Liao Shu, Chung Albert C S
Lo Kwee-Seong Medical Image Analysis Laboratory, Department of Computer Science and Engineering, The Hong Kong University of Science and Technology, Hong Kong.
Inf Process Med Imaging. 2009;21:163-75. doi: 10.1007/978-3-642-02498-6_14.
Non-rigid image registration is a challenging task in medical image analysis. In recent years, there are two essential issues. First, intensity similarity is not necessarily equivalent to anatomical similarity when the anatomical correspondences between subject and template images are established. Second, the registration algorithm should be robust against monotonic gray-level transformation when aligning anatomical structures in the presence of bias fields. In this paper, a new feature based non-rigid registration method is proposed to deal with these two problems. The proposed method is based on a new type of image feature, called Uniform Spherical Structure Pattern (USSP). USSP encodes voxel-wise interaction information and geometric properties of anatomical structures. It is computationally efficient, rotation invariant and theoretically monotonic gray-level transformation invariant. The USSP feature is integrated with the Markov random field (MRF) discrete labeling framework to define energy function for registration in this paper. If the segmentation results are available, explicit anatomical correspondence can be established as an additional energy term. The energy function is optimized via the alpha-expansion algorithms. The proposed method is compared with three widely used non-rigid registration methods on both simulated and real databases obtained from BrainWeb and IBSR. Experimental results demonstrate that the proposed method achieves the highest registration accuracy among all the compared methods.

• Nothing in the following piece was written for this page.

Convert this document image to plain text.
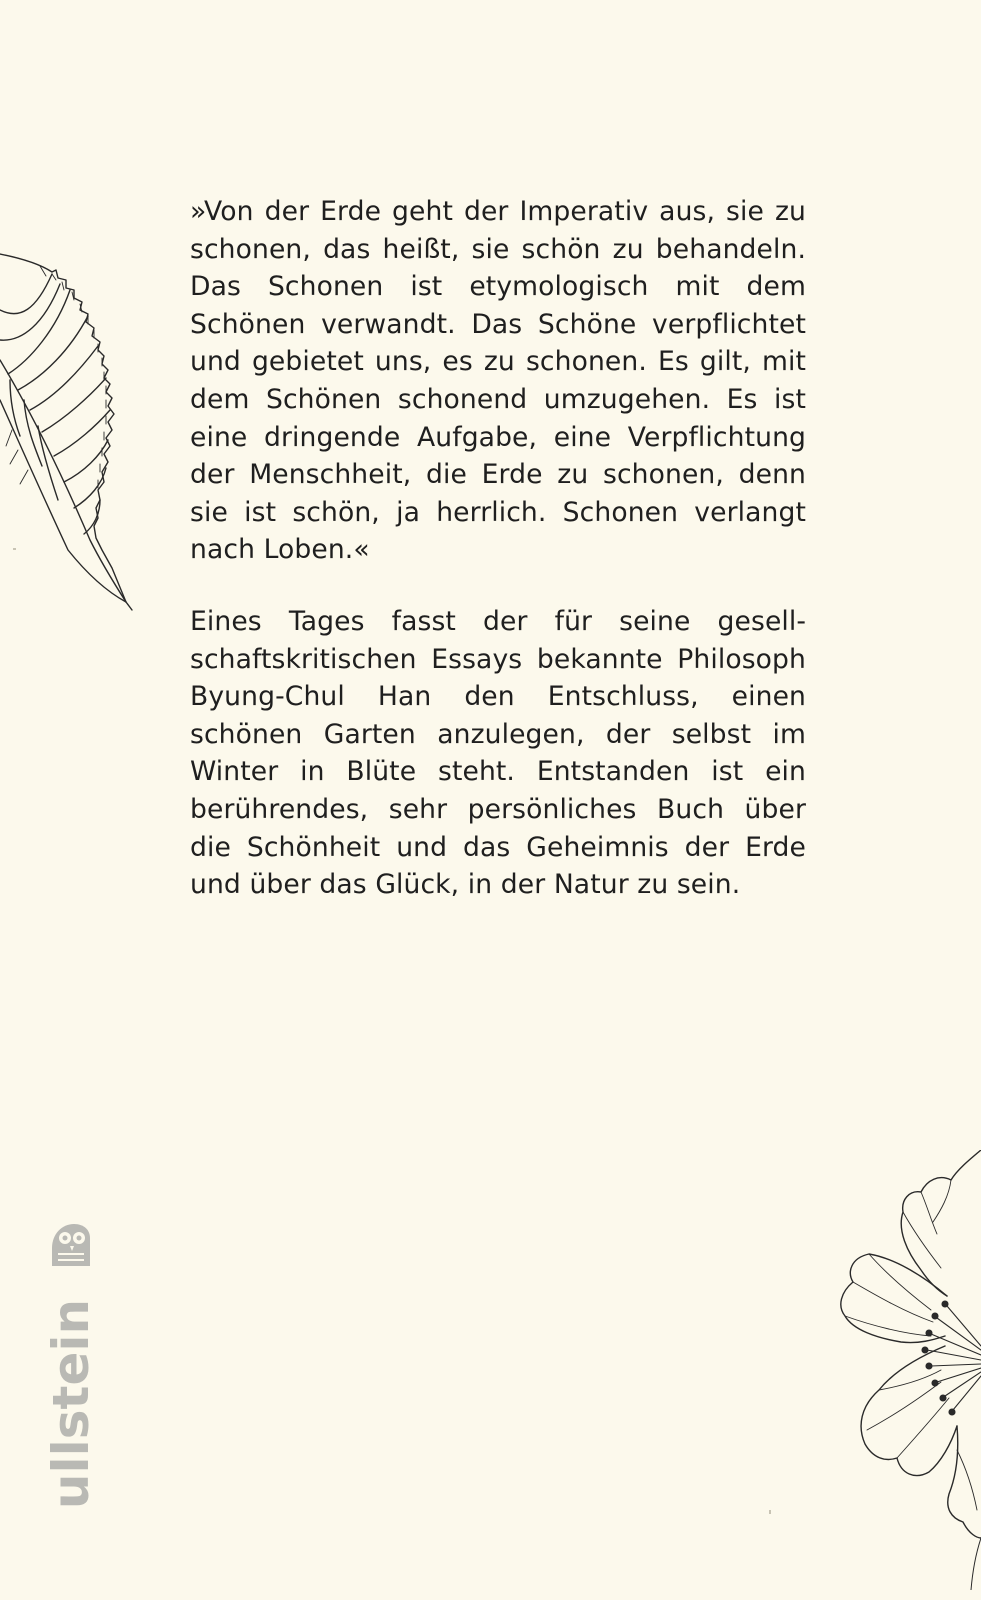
»Von der Erde geht der Imperativ aus, sie zu schonen, das heißt, sie schön zu behandeln. Das Schonen ist etymologisch mit dem Schönen verwandt. Das Schöne verpflichtet und gebietet uns, es zu schonen. Es gilt, mit dem Schönen schonend umzugehen. Es ist eine dringende Aufgabe, eine Verpflichtung der Menschheit, die Erde zu schonen, denn sie ist schön, ja herrlich. Schonen verlangt nach Loben.«

Eines Tages fasst der für seine gesellschaftskritischen Essays bekannte Philosoph Byung-Chul Han den Entschluss, einen schönen Garten anzulegen, der selbst im Winter in Blüte steht. Entstanden ist ein berührendes, sehr persönliches Buch über die Schönheit und das Geheimnis der Erde und über das Glück, in der Natur zu sein.

ullstein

非刚性图像配准是医学图像分析中的一项具有挑战性的任务。近年来,存在两个关键问题。第一,在建立主体图像与模板图像之间的解剖对应关系时,强度相似性不一定等同于解剖相似性。第二,在存在偏差场的情况下对齐解剖结构时,配准算法应能抵抗单调灰度变换。本文提出了一种基于新特征的非刚性配准方法来处理这两个问题。所提出的方法基于一种新型的图像特征,称为均匀球面结构模式(USSP)。USSP对体素级的相互作用信息和解剖结构的几何特性进行编码。它计算效率高、旋转不变且理论上对单调灰度变换不变。本文将USSP特征与马尔可夫随机场(MRF)离散标记框架相结合来定义配准的能量函数。如果有分割结果,则可以建立明确的解剖对应关系作为一个附加能量项。通过α扩展算法对能量函数进行优化。在从BrainWeb和IBSR获得的模拟数据库和真实数据库上,将所提出的方法与三种广泛使用的非刚性配准方法进行了比较。实验结果表明,在所比较的所有方法中,所提出的方法实现了最高的配准精度。